Writer-director Shanley's adaptation of his own Broadway play is a brisk, witty, and perhaps overly brief account of a Catholic school in 1964, whose newish priest (Philip Seymour Hoffman) is friendlier with his parishioners than the brittle old nun principal (Meryl Streep) would like. When younger nun Amy Adams sees something that makes her suspicious of the priest's relationship with the school's lone black boy, Streep picks it up and runs with it, hoping to kick the priest out of the school even when she has no proof besides Adams's increasingly shaky testimony and her own prejudices.

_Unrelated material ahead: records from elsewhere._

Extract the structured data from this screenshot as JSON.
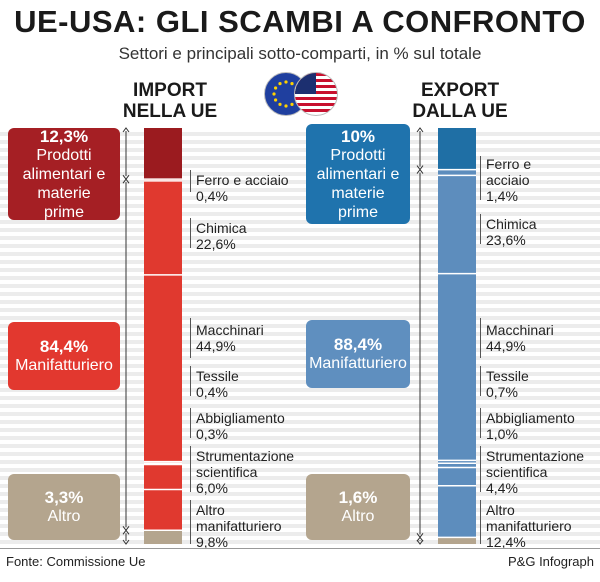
{
  "title": "UE-USA: GLI SCAMBI A CONFRONTO",
  "subtitle": "Settori e principali sotto-comparti, in % sul totale",
  "import": {
    "header": [
      "IMPORT",
      "NELLA UE"
    ],
    "boxes": [
      {
        "pct": "12,3%",
        "label": "Prodotti alimentari e materie prime"
      },
      {
        "pct": "84,4%",
        "label": "Manifatturiero"
      },
      {
        "pct": "3,3%",
        "label": "Altro"
      }
    ],
    "sublabels": [
      {
        "name": "Ferro e acciaio",
        "value": "0,4%"
      },
      {
        "name": "Chimica",
        "value": "22,6%"
      },
      {
        "name": "Macchinari",
        "value": "44,9%"
      },
      {
        "name": "Tessile",
        "value": "0,4%"
      },
      {
        "name": "Abbigliamento",
        "value": "0,3%"
      },
      {
        "name": "Strumentazione scientifica",
        "value": "6,0%"
      },
      {
        "name": "Altro manifatturiero",
        "value": "9,8%"
      }
    ]
  },
  "export": {
    "header": [
      "EXPORT",
      "DALLA UE"
    ],
    "boxes": [
      {
        "pct": "10%",
        "label": "Prodotti alimentari e materie prime"
      },
      {
        "pct": "88,4%",
        "label": "Manifatturiero"
      },
      {
        "pct": "1,6%",
        "label": "Altro"
      }
    ],
    "sublabels": [
      {
        "name": "Ferro e acciaio",
        "value": "1,4%"
      },
      {
        "name": "Chimica",
        "value": "23,6%"
      },
      {
        "name": "Macchinari",
        "value": "44,9%"
      },
      {
        "name": "Tessile",
        "value": "0,7%"
      },
      {
        "name": "Abbigliamento",
        "value": "1,0%"
      },
      {
        "name": "Strumentazione scientifica",
        "value": "4,4%"
      },
      {
        "name": "Altro manifatturiero",
        "value": "12,4%"
      }
    ]
  },
  "footer": {
    "source": "Fonte: Commissione Ue",
    "credit": "P&G Infograph"
  },
  "colors": {
    "import_food": "#9b1b1f",
    "import_manuf": "#e0392f",
    "export_food": "#1f6fa5",
    "export_manuf": "#5d8dbd",
    "altro": "#b4a58e",
    "import_box_food": "#a51f24",
    "import_box_manuf": "#e2382f",
    "export_box_food": "#1f73ad",
    "export_box_manuf": "#5f8fbf"
  },
  "chart_data": [
    {
      "type": "bar",
      "title": "IMPORT NELLA UE",
      "stacked": true,
      "series": [
        {
          "name": "Prodotti alimentari e materie prime",
          "values": [
            12.3
          ]
        },
        {
          "name": "Ferro e acciaio",
          "values": [
            0.4
          ]
        },
        {
          "name": "Chimica",
          "values": [
            22.6
          ]
        },
        {
          "name": "Macchinari",
          "values": [
            44.9
          ]
        },
        {
          "name": "Tessile",
          "values": [
            0.4
          ]
        },
        {
          "name": "Abbigliamento",
          "values": [
            0.3
          ]
        },
        {
          "name": "Strumentazione scientifica",
          "values": [
            6.0
          ]
        },
        {
          "name": "Altro manifatturiero",
          "values": [
            9.8
          ]
        },
        {
          "name": "Altro",
          "values": [
            3.3
          ]
        }
      ]
    },
    {
      "type": "bar",
      "title": "EXPORT DALLA UE",
      "stacked": true,
      "series": [
        {
          "name": "Prodotti alimentari e materie prime",
          "values": [
            10.0
          ]
        },
        {
          "name": "Ferro e acciaio",
          "values": [
            1.4
          ]
        },
        {
          "name": "Chimica",
          "values": [
            23.6
          ]
        },
        {
          "name": "Macchinari",
          "values": [
            44.9
          ]
        },
        {
          "name": "Tessile",
          "values": [
            0.7
          ]
        },
        {
          "name": "Abbigliamento",
          "values": [
            1.0
          ]
        },
        {
          "name": "Strumentazione scientifica",
          "values": [
            4.4
          ]
        },
        {
          "name": "Altro manifatturiero",
          "values": [
            12.4
          ]
        },
        {
          "name": "Altro",
          "values": [
            1.6
          ]
        }
      ]
    }
  ]
}
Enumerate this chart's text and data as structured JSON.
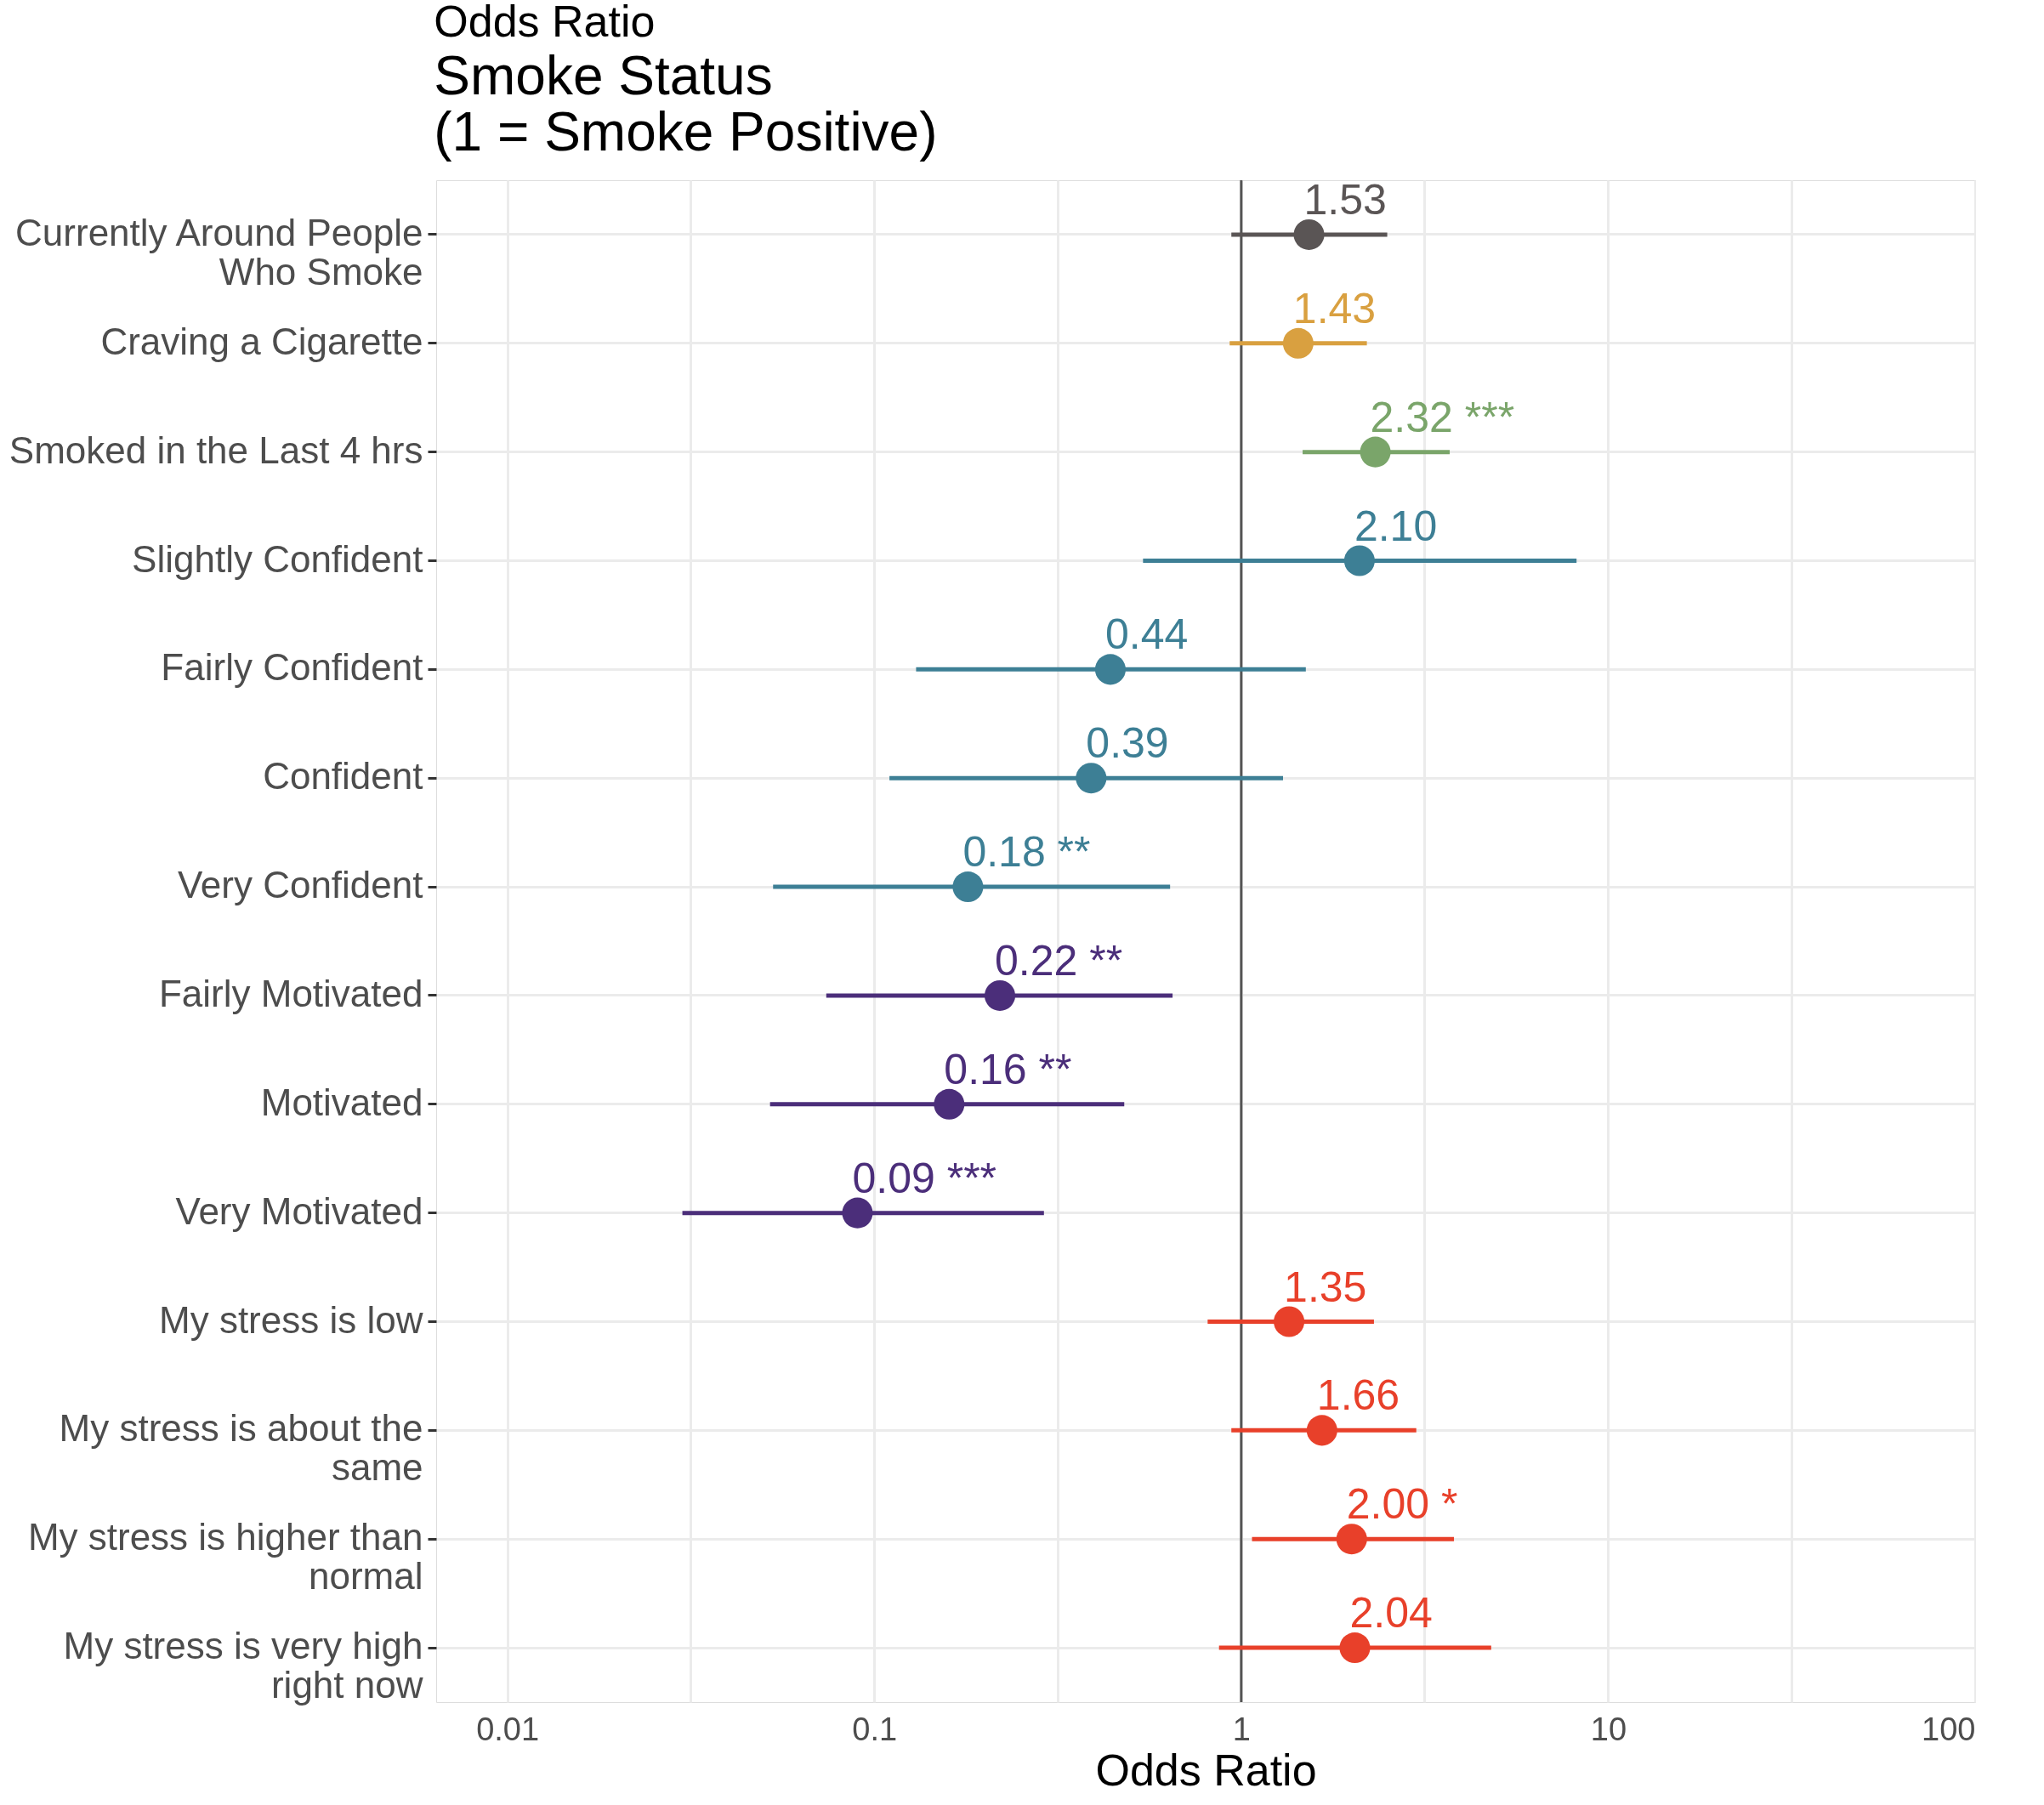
{
  "chart_data": {
    "type": "scatter",
    "orientation": "horizontal",
    "title": "Odds Ratio",
    "subtitle": [
      "Smoke Status",
      " (1 = Smoke Positive)"
    ],
    "xlabel": "Odds Ratio",
    "log": "x",
    "grid": true,
    "marker": "circle",
    "categories": [
      "Currently Around People Who Smoke",
      "Craving a Cigarette",
      "Smoked in the Last 4 hrs",
      "Slightly Confident",
      "Fairly Confident",
      "Confident",
      "Very Confident",
      "Fairly Motivated",
      "Motivated",
      "Very Motivated",
      "My stress is low",
      "My stress is about the same",
      "My stress is higher than normal",
      "My stress is very high right now"
    ],
    "values": [
      1.53,
      1.43,
      2.32,
      2.1,
      0.44,
      0.39,
      0.18,
      0.22,
      0.16,
      0.09,
      1.35,
      1.66,
      2.0,
      2.04
    ],
    "errors": [
      [
        0.94,
        2.5
      ],
      [
        0.93,
        2.2
      ],
      [
        1.47,
        3.7
      ],
      [
        0.54,
        8.2
      ],
      [
        0.13,
        1.5
      ],
      [
        0.11,
        1.3
      ],
      [
        0.053,
        0.64
      ],
      [
        0.074,
        0.65
      ],
      [
        0.052,
        0.48
      ],
      [
        0.03,
        0.29
      ],
      [
        0.81,
        2.3
      ],
      [
        0.94,
        3.0
      ],
      [
        1.07,
        3.8
      ],
      [
        0.87,
        4.8
      ]
    ],
    "value_labels": [
      "1.53",
      "1.43",
      "2.32 ***",
      "2.10",
      "0.44",
      "0.39",
      "0.18 **",
      "0.22 **",
      "0.16 **",
      "0.09 ***",
      "1.35",
      "1.66",
      "2.00 *",
      "2.04"
    ],
    "colors": [
      "#5a5555",
      "#d9a040",
      "#7aa56a",
      "#3d7f95",
      "#3d7f95",
      "#3d7f95",
      "#3d7f95",
      "#4b2e7a",
      "#4b2e7a",
      "#4b2e7a",
      "#e8402a",
      "#e8402a",
      "#e8402a",
      "#e8402a"
    ],
    "xlim": [
      0.0064,
      100
    ],
    "xticks": [
      0.01,
      {
        "value": 0.0316,
        "label": null
      },
      0.1,
      {
        "value": 0.316,
        "label": null
      },
      1,
      {
        "value": 3.16,
        "label": null
      },
      10,
      {
        "value": 31.6,
        "label": null
      },
      100
    ],
    "ref_lines": [
      {
        "axis": "x",
        "value": 1,
        "color": "#555555"
      }
    ]
  }
}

Strongly acted and well-written, the film almost escapes its theatrical trappings, but in the end it doesn't amount to much. I wasn't asking for grand melodrama, but there is so much to dive into, regarding race, religion, sexuality, and the a-changin' times – specifically, what is known as "Vatican II", the Second Vatican Council, which greatly altered the church at that time. But it's all just hinted at, serving as a backdrop for what is mostly a three-person drama (with a notable appearance by Viola Davis as the boy's mother) about a mean old nun. At least that's how it comes across under the writer's swift direction. I also found the film's use of metaphor a little too obvious. (What's that wind blowing through your window, Meryl? Could it be the wind of change?)
I still liked Doubt. Streep and Hoffman are great, and not in their usual ways, and Adams is cute as a button while once again proving herself a strong actress. The casting is perfect, in fact. But I do wish the film had more of an impact.